For centuries, humans and scientists have agreed that the brain develops until adulthood (at the most until we’re 25) and that is that. We thought it could only change after this if it is injured or diseased. Turns out we’re all wrong. The brain continues to adapt and develop throughout our whole lives. This happens when we go through physical changes, psychological changes, emotional changes, relationship changes, changes in beliefs, behaviour, health, education, travel, hobbies, talents, skills, reading material, diet and the list goes on. Basically, a LOT of things can affect our brain’s structure and function and this is called “Neuroplasticity”.
Neuroplasticity is the ability of the brain to change continuously throughout an individual’s life. This can happen in different ways, e.g.: brain activity associated with a specific function can be transferred to a different location, the proportion of grey matter can change i.e. physical size of the brain can increase or decrease in certain places, and synapses (electric signals throughout brain) may strengthen or weaken over time.
Take this example, while your own brain processes that information…
As taxis in London can be hailed in the street and asked to go anywhere, taxi drivers must know the routes like the back of their hand. This is why they must learn and pass the world-famous ‘Knowledge’. Studies have looked into this and found that the Hippocampi (aka the heart of the brain) is vital in this process and research has observed that this area of the brain physically grows, once the ‘Knowledge’ has been completed. This is evidence that “brain training” not only improves our cognitive functioning, but it literally grows the physical structure of our brains, also.
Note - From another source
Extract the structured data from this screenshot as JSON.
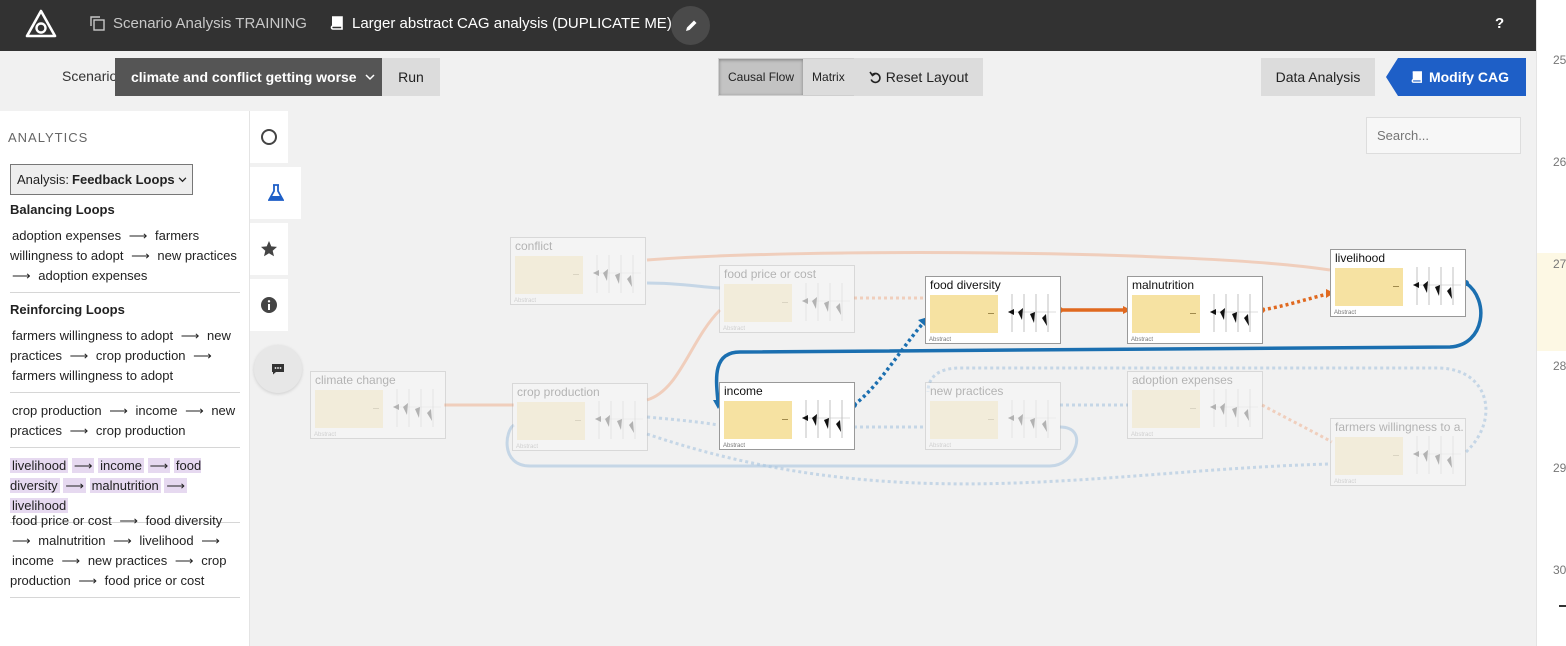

The hippocampus is within the Limbic System and is where our feelings and reactions come from. It is also where short-term memories are turned into long-term memories before they are stored elsewhere. Research shows that activity in the hippocampus affects memory and pathfinding, but also can improve functions such as vision, hearing, and touch. This research is new, but it suggests that if we strengthen our hippocampus by completing tasks to do with routes/pathfinding, we can improve our memory, direction, vision and hearing. This research may also have implications for the treatment of neuro-degenerative conditions such as Alzheimer’s.
Our brain is everything. We know we can change our brain and you may have heard the phrase ‘brain training’. This may lead to think of weightlifting and building muscle, if so, you’re right. When we repeat a thought, emotion or behaviour the neural pathway that it is associated with in our brain, strengthens, the “muscle” grows. The more we train the muscle, the more it grows. Then something really cool happens, the brain chooses the stronger muscle to flex. So you can train yourself to be optimistic by repeating positive thoughts and behaviours over and over and eventually, your brain will naturally switch to optimism.